08 Mag Recensione | Giuseppe Quaranta, La sindrome di Ræbenson, Atlantide Edizioni
Atlantide Edizioni 2023, 272 pag, 18 eu
Bisogna abbandonare i vecchi canoni polverosi e affidarsi alla straordinarietà de La sindrome di Ræbenson di Giuseppe Quaranta. Che fosse un’opera attesa lo si intuiva dalla posizione da finalista nell’ultima edizione del Premio Calvino con il titolo, suggestivo quanto quello ufficiale, La malinconia dei coralli. Il protagonista è Antonio Deltito (che l’inconscio legge spesso “Delitto”), uno psichiatra afflitto da una misteriosa malattia. Ne seguiamo le vicende dal punto di vista del narratore, suo caro amico e collega, che ripercorre a ritroso l’accaduto, trent’anni dopo.

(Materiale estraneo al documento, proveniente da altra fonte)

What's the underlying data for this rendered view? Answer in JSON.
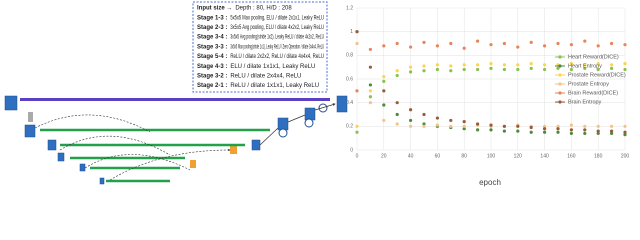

Deltito ha la sindrome di Ræbenson, un disturbo neurologico sconosciuto, cominciato con amnesie e alterazioni della vista. Una mancanza di messa a fuoco che si rivela poi confluire in una sindrome che conferisce, a chi ne soffre, l’immortalità. Nessuno gli crede quando dice di non ricordare alcune relazioni della sua vita; nessuno è disposto a stargli dietro tranne il narratore che subodora un livello non folle né schizoide, bensì una specie nuova di cuore umano che ha poco in comune con gli uomini, somiglia ai coralli: «Ammesso che una coscienza esista in ogni specie vivente, e con essa tutta l’amarezza del vivere, spetta decisamente a loro il titolo di animali più malinconici del pianeta.» La narrazione saltella da Roma a Venezia fino a raggiungere Taranto, raccontata sì come la sindone pugliese ma anche, e in questo è interessante, attraverso gli interni delle case, traiettorie delle ferite di chi le abita. L’esordio di Quaranta è ambizioso, denso di citazioni che uniscono il lirismo con l’accademia, la caducità della vita con la sua perversa ironia. L’epopea di Deltito riscrive le più varie personalità umane, cariche di universi simbolici che non distinguono troppo la vita dalla finzione. Cosmologie stralunate che fanno pensare ai tipi di Buzzati e D’Arrigo passando per Svevo attraversando Voltaire e Bernhard fino a Nabokov per finire ne Gli Imperdonabili di Cristina Campo. Voci senza definizione che ci ricordano che è nell’extra/ordinario che la letteratura ci mostra chi siamo.